そうなると危ないのはヴァレフォールの方さ。ご寵愛を取り戻した公爵夫人がどんな仕返しをするか。
あんた、私を殺すとこだったわねっ許さないわよっとばかりに、陛下に悪口を吹き込むかもしれない。そうしたら大変だ。ご不興をかって、返り討ちに会い、出世の道が閉ざされるかもしれない。
いや、命を狙われるかも」
「そんなの酷い」
「それ以前に正義は人の数だけある。だから正義の女神アスターテは目隠しをしているんだ。まあ、何とかするだろう。長年修羅場をくぐってきている一族だから」
ギャニミードは咳払いすると、唐突に話題を変えた。
「僕の、これからについて考えていたことがあるんだけれど。聞いてくれるかい」
「ええ、もちろんよ」
「僕は父と同じ道を行くことばかり考えていたけれど、よく考えたら、法学に一度も興味を持てたことはなかったんだ」
「まあ、そうでしたの」
誰かの妻になって母になるということしか許されない女と違って、男の人の将来はいろいろに広がっている。
でも、進む道に迷うことはあるのだわ。
「実は、医学の勉強を始めたいと思っているんだ。その話をストロス師に申し出たら、弟子にしてくださるそうだ。薬草の事や薬の調合の仕方やなんかを学んで、いずれは医師として身を立てたいと思っている」
こんなに生き生きと語る兄を見るのは久しぶりだった。ロザリンドは嬉しくなって、涙がこぼれた。
「よかった。よかったわ。わたくし応援するわ」
「ありがとう。もう少し、母様には内緒にしてほしいんだ。ほら、ああいう人だろ。法律以外の道をお認めにはならないだろうから。もう少し勉強してみて、行けるとわかってから打ち明けようと思う」
「ええ。内緒ね」
二人は唇の前に人差し指を立てて、ほほ笑み合った。
兄は厳粛な面持ちでロザリンドを引き寄せると、額を合わせて摺り寄せた。
「だから、改めてお礼を言いたい。ありがとう。ここに連れてきてくれてありがとう。お前のおかげだ。ロザリンド。本当に感謝している」
「よかった。今だから言えるけれど、殺してしまいたいくらい、お兄様のことが憎かったわ」
「ああ。わかるよ。ひと思いにやられても、文句は言えなかった」
「ううん。私もお母様も、兄さまに頼りきりだった。お兄様が何とかすべきだからって、なにもかも背負わせて、しらんぷり。家のことも財産のことも何も考えたことが無かった。それじゃいけなかったのだわ」
兄はかすかにかぶりを振った。悪いのはあくまで自分一人だと言いたげに。その手はロザリンドの頭を数回撫でて、離れていった。
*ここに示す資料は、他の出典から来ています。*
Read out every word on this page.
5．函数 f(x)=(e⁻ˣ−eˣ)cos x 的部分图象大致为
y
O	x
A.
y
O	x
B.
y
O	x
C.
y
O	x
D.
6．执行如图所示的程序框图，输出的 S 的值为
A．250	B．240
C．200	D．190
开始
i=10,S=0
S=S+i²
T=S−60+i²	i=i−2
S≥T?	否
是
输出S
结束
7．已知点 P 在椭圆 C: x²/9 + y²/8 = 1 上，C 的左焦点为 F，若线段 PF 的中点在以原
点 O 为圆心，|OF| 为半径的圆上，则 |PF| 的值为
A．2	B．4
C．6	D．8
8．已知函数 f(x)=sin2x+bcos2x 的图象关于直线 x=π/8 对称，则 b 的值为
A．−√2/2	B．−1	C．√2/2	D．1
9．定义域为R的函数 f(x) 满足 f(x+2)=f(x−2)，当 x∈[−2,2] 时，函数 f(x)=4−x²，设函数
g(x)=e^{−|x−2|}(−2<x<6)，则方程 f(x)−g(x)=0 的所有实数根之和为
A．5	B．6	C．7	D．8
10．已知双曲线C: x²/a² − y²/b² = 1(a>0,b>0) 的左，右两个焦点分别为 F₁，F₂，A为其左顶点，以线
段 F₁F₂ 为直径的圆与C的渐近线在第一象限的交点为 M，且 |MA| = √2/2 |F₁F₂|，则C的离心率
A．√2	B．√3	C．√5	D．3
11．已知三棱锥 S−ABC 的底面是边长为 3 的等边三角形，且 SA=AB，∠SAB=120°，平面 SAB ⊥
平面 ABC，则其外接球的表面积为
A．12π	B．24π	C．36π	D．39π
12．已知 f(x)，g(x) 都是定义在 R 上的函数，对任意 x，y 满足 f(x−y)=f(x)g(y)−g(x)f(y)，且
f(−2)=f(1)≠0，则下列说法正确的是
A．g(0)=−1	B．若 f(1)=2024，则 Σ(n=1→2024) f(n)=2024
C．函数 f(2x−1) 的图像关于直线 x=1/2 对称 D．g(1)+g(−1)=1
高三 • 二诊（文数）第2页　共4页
「というわけで、法学修練士メダルはお前に進呈する。僕のあげられるものは、あれくらいなものだ。あのメダルを持っておけば、王立図書館に入れるぞ」
「まあ。素敵」
ロザリンドは髪に手をやった。この短い髪の毛で男装をして、さらにメダルまで持っていけば、女とばれることはないだろう。